SCUBA: automated audits for connected objects

Date:
Changed on 07/12/2023
The SCUBA platform developed by the RESIST research team is capable of rapidly assessing the security levels of a wide range of connected objects. More specifically, it can be used to identify and map the different threats facing these objects in their environments.
Frederic Beck devant écran
© Inria / Photo D. Betzinger

Allow me to introduce myself. My name is SCUBA

I was born in early 2018 in Nancy to help identify security threats for “new” connected objects. These devices - thermostats, voice assistants, switches, internet boxes, gas meters, lighting systems, video surveillance systems, etc. - are increasingly common, both in people’s homes and in businesses. “Very often, however, they have either very little security or none at all”, comments Abdelkader Lahmadi, a research professor at the University of Lorraine and member of the RESIST team, a joint undertaking involving Inria and Loria. “The main reason for this is that manufacturers have to keep the resources needed for these appliances (processing capacity, memory, storage, etc.) to a minimum: they need to be cheap and to use relatively little energy.”

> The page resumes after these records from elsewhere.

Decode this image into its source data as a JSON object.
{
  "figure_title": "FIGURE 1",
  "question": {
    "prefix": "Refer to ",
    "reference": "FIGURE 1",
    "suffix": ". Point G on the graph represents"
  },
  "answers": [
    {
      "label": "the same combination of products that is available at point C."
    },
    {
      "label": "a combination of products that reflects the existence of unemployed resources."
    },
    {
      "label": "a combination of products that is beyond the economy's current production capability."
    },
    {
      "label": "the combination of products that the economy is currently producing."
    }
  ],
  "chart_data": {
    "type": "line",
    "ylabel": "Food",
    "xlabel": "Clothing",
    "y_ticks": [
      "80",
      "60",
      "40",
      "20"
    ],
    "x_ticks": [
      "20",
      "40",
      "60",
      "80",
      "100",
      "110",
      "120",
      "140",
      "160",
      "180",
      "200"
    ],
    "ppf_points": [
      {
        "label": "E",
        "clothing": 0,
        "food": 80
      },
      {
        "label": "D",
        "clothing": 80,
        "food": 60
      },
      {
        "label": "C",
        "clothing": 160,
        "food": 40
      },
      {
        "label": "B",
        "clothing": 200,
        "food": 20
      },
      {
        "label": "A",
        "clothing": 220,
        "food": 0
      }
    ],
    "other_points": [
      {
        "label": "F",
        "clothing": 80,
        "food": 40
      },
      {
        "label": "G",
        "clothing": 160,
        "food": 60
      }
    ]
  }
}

My goal: to help identify security breaches

Connected objects are, by definition, connected to the internet, where they seamlessly share private information with standard applications or online services. They are also capable of receiving information, which allows them to function remotely, for example. The rise in the popularity of these objects has seen an increase in the number of attacks attempting to exploit certain weak points, the goal being to divert these devices from their primary functions and to involve them in coordinated, large-scale attacks. This was the case a number of years ago, when hundreds of thousands of connected objects were infected by a malware called Mirai. The contaminated devices were diverted in order to bombard France’s main web hosting service (OVH), to such an extent that it was no longer able to function properly (a “distributed denial of service” or DDoS attack).

I am made up of a software suite supplying audit and diagnostic tools to three main categories of users: individuals (who may be informed of the security level of their object via a label), manufacturers (some of whom already use SCUBA to identify potential weaknesses in their products and to rectify them) and major security specialists (who use SCUBA to gauge the reliability of the devices used by their clients).

My technical specifications

I use artificial intelligence, in particular new machine learning algorithms combining symbolic and statistical learning technology. I was designed to automatically evaluate the security of connected objects with as little human involvement as possible and in near real time.

“What makes the SCUBA platform original is that it can be used to carry out a security audit on an object in its wider environment, not just in isolation”, explains Frédéric Beck, one of my creators, who is also an engineer and technical manager at the Inria Nancy Grand Est research centre’s high-security laboratory. “We focus on how the connected object interacts with everything else around it” (a connected light bulb is not subject to the same environment nor the same risks if it is directly plugged into a socket or to a switch that is also connected). The tool automatically compiles “knowledge graphs” featuring potential links to other components whose vulnerability is already known.

My developers

I was developed by the RESIST research team, which deals with security and the monitoring of large networks of systems. Particularly key to my development was the cybersecurity expertise of Abelkader Lahmadi and Jérôme François, an Inria research fellow, Frédéric Beck’s research into network protocols and developments by Thomas Lacour, an Inria engineer.

My upcoming challenges

One of the biggest issues I have to deal with is the diversity of the communication protocols used by communicating objects: there is no common standard, with almost as many communication protocols as categories of equipment to take into account (cameras and thermostats, for example, use different protocols). I also have to tackle the complexity of the required machine learning algorithms: these have to be capable of processing vast deposits of miscellaneous, non-structured data generated by machines.

Finally, my creators, on the back of the interest my development has generated in the industrial sphere, are looking into the possibility of launching a start-up and patenting some of their inventions. It might not be long before I’m marketed to manufacturers of objects and security companies.